2. a) Der Beschwerdeführer macht eine Verletzung von Ziffer 1 der «Erklärung» bzw. der zugehörigen Richtlinie 1.1 (Wahrheitssuche) dadurch geltend, dass die Beschreibung der provozierenden Aktion Sinwars zeitlich falsch eingeordnet war, womit ein irreführender historischer Rahmen geschaffen worden sei. Tamedia konzediert diesen Fehler. Damit wurde die Ziffer 1 der «Erklärung» (Wahrheit) verletzt.
b) Der Beschwerdeführer sieht die Ziffer 1 der «Erklärung» sowie Richtlinie 1.1 auch dadurch verletzt, dass mit diesem Text «ein verzerrtes Bild Yahya Sinwars als furchtloser und volksnaher Anführer der Hamas» erzeugt werde. Seine folgenreichsten Handlungen seien unerwähnt geblieben.
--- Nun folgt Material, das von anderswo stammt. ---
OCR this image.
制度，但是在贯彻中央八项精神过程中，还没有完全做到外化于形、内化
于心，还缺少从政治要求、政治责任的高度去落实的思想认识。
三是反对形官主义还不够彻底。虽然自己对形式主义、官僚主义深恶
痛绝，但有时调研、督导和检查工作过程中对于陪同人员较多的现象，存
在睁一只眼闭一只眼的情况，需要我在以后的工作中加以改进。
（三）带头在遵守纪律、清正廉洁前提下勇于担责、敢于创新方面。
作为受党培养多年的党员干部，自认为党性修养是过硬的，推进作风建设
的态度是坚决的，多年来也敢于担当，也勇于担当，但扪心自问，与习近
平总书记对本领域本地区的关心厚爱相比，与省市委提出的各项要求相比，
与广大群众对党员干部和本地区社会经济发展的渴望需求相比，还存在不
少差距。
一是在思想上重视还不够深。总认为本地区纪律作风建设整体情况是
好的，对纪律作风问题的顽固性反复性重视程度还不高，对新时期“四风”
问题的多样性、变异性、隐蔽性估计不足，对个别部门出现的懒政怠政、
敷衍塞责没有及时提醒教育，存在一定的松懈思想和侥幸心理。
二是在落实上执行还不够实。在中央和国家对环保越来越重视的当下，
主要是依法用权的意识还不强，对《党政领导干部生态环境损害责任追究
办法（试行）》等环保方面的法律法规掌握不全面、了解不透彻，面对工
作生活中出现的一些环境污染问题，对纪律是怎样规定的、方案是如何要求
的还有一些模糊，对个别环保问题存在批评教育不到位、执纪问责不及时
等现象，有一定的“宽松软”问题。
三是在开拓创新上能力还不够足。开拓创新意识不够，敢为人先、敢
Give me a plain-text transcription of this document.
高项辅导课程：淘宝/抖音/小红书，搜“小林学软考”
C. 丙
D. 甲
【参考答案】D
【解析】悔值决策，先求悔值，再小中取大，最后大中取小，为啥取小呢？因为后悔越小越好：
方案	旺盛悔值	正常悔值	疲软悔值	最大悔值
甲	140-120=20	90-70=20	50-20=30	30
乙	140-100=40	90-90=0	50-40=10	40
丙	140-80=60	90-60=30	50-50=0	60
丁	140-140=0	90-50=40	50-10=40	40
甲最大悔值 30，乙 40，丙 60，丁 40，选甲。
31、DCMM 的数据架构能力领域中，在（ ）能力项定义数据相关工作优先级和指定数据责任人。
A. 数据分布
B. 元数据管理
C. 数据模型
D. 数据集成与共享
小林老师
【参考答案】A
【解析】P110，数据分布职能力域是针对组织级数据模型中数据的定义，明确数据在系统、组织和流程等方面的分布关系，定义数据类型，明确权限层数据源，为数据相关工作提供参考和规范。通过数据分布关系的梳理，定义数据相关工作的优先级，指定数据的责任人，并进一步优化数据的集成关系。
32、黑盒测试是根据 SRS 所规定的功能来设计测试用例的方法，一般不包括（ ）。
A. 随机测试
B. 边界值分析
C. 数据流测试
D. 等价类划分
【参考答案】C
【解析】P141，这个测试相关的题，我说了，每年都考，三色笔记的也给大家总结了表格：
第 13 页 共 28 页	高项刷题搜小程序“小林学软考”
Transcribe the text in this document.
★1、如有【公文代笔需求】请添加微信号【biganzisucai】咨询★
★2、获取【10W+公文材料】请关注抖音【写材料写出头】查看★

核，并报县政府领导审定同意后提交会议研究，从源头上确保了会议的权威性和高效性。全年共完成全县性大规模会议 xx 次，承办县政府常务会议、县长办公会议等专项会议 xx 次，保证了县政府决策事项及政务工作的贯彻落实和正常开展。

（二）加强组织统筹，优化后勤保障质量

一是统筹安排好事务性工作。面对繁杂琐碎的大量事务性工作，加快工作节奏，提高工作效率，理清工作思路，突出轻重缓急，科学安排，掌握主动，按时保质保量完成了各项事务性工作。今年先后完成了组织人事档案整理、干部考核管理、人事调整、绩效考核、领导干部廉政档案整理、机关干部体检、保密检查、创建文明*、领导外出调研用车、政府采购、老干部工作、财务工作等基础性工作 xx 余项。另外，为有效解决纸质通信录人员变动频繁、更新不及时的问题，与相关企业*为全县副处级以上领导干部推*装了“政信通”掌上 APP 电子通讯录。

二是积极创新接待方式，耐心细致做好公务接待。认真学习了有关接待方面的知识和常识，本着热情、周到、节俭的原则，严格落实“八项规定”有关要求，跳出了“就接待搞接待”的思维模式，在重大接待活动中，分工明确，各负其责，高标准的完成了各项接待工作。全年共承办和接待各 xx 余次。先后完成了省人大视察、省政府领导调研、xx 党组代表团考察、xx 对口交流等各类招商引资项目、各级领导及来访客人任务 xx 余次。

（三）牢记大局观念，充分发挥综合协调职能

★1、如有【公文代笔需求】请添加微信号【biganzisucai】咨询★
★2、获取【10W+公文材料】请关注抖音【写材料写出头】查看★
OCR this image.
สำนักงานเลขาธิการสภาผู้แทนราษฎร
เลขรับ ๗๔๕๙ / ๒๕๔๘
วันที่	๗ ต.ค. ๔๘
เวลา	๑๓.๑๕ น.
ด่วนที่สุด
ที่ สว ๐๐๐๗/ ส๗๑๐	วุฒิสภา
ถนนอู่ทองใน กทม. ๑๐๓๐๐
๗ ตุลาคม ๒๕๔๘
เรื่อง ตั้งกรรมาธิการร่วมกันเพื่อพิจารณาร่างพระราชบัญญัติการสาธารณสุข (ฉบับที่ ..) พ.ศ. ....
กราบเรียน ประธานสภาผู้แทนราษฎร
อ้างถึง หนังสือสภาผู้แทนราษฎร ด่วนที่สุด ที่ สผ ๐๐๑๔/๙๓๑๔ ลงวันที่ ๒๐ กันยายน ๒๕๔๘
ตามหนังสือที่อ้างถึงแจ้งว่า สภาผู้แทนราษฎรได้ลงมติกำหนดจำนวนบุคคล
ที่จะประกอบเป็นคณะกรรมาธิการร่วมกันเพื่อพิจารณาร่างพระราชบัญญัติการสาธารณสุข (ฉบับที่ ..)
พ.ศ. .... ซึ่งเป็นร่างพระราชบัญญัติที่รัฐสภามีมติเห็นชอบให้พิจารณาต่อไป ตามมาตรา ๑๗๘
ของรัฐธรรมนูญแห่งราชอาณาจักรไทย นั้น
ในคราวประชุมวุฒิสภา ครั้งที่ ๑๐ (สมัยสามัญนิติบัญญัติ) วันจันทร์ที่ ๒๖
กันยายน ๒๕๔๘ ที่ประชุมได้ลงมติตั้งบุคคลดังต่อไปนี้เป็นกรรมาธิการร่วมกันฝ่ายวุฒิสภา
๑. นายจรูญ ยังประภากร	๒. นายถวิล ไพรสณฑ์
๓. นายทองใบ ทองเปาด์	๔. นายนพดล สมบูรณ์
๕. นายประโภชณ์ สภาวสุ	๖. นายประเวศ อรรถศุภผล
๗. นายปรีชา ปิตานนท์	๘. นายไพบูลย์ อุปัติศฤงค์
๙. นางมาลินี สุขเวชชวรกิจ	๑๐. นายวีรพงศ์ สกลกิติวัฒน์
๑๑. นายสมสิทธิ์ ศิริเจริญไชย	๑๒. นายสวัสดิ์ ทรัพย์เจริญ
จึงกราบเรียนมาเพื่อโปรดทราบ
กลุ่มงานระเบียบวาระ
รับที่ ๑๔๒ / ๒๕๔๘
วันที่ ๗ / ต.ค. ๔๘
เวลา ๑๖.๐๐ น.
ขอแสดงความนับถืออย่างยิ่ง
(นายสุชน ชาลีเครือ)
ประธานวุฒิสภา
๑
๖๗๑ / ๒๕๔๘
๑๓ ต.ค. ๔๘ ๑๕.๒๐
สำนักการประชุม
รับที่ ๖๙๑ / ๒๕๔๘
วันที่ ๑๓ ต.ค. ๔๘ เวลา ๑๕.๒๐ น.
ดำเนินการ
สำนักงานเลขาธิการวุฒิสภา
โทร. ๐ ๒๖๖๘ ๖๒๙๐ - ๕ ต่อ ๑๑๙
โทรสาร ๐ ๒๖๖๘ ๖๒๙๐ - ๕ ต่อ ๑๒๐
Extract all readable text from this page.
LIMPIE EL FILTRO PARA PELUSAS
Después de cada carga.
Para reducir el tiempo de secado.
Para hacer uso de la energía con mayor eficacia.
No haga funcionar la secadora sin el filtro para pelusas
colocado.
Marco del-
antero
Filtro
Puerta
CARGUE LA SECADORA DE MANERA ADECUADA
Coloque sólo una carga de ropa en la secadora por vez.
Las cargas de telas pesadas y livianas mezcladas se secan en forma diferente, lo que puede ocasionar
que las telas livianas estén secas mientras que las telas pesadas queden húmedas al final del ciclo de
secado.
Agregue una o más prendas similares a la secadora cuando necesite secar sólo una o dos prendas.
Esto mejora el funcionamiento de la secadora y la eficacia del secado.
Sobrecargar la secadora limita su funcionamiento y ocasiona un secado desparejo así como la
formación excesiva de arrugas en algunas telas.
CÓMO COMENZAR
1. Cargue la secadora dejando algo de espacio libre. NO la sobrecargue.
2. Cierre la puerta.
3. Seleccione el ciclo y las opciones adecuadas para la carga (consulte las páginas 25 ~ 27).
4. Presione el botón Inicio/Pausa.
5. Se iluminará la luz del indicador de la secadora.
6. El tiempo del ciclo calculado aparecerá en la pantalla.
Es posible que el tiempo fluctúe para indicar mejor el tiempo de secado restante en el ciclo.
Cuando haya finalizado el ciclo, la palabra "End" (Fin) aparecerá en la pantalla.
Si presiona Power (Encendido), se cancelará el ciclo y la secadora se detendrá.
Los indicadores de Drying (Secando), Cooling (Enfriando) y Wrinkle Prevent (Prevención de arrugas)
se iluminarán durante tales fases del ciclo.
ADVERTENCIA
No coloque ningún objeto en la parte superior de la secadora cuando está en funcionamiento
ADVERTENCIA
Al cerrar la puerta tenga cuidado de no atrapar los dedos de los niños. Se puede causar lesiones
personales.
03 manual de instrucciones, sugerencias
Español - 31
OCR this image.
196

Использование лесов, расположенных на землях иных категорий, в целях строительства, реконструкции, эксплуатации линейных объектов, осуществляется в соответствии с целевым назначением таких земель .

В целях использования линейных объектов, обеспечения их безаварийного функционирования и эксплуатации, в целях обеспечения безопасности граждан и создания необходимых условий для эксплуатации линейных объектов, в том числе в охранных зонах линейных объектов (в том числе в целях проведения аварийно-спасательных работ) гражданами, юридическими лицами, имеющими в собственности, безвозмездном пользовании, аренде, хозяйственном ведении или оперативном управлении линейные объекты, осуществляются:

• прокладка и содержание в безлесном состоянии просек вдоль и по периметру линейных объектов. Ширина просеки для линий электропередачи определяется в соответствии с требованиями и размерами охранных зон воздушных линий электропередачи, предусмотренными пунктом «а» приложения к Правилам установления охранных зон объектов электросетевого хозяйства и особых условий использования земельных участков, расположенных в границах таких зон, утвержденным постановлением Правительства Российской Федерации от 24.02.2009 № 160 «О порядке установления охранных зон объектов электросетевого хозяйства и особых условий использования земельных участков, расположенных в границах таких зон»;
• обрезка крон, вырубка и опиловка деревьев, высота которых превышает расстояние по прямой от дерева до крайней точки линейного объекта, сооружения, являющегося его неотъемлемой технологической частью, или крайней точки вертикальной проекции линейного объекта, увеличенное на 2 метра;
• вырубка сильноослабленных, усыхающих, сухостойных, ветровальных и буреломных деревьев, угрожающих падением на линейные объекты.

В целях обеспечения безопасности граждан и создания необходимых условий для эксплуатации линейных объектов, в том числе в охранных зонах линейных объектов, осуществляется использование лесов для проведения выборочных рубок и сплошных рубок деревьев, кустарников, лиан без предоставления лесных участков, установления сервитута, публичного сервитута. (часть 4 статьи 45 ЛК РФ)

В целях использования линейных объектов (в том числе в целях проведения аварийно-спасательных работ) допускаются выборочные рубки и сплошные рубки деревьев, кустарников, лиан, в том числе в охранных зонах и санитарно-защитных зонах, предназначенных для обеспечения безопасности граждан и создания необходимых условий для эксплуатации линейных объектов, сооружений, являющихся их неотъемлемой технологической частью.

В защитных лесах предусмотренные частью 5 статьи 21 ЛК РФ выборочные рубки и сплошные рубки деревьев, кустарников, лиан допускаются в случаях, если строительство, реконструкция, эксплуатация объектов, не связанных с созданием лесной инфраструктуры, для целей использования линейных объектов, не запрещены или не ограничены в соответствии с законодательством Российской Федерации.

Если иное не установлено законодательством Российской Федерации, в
Der Presserat kann dieser Beurteilung nicht folgen. Sinwar wird mehrfach, darunter sehr prominent im Titel als «beinharter Terrorist» bezeichnet. Er wird bezichtigt, den mörderischen Angriff auf Hunderte israelische Zivilisten mitgeplant (und damit auch mitverantwortet) zu haben. Es wird ihm Feigheit und Zynismus vorgeworfen, wenn im Beitrag gesagt wird, er rede einerseits davon, bereit zu sein, als Märtyrer für die Freiheit zu sterben, gleich wie Zehntausende mit ihm, wenn er sich andererseits jedoch jahrelang in Bunkern versteckt gehalten und jüdische Geiseln als menschliche Schilder missbraucht habe, während die eigenen Zivilisten dem von ihm ausgelösten Bombardement schutzlos ausgeliefert gewesen seien. «Der Tod von Zivilisten hat in den Kalkulationen Sinwars nie eine Rolle gespielt» heisst es in diesem Zusammenhang. Das sind alles unzweideutige Charakterisierungen, die kein irreführend positives Bild erzeugen. Wenn im Zusammenhang mit Sinwar von «Märtyrer» die Rede war, dann offensichtlich, weil er – wie bereits im Titel erklärt – von sehr vielen auf seiner Seite so gesehen wird, jedoch wird die Bezeichnung – mit einer Ausnahme – immer in Anführungszeichen gesetzt und damit relativiert. Und dass seine «folgenreichsten Handlungen unbenannt» geblieben seien, wie der Beschwerdeführer kritisiert, trifft etwa hinsichtlich seiner Rolle beim mörderischen Angriff auf Hunderte israelische Zivilisten nicht zu. Der Text bemüht sich um das nüchterne Nachvollziehen der Entwicklung eines Mannes, der sich zu einem führenden Gewalttäter entwickelt hat. Damit wurde er nicht glorifiziert. Die entsprechenden Passagen verletzen die Pflicht, sich an die Wahrheit zu halten (Ziffer 1 der «Erklärung») somit nicht.
III. Feststellungen
1. Der Presserat heisst die Beschwerde in einem Punkt gut.
2. Der «Tages-Anzeiger» hat mit dem Artikel «Sinwar war ein beinharter Terrorist – und ‹Märtyrer› für viele Palästinenser» vom 17. Oktober 2024 die Ziffer 1 (Wahrheit) der «Erklärung der Pflichten und Rechte der Journalistinnen und Journalisten» verletzt, indem er ein relevantes Ereignis in einen falschen zeitlichen Rahmen stellte.
3. Darüber hinausgehend wird die Beschwerde abgewiesen.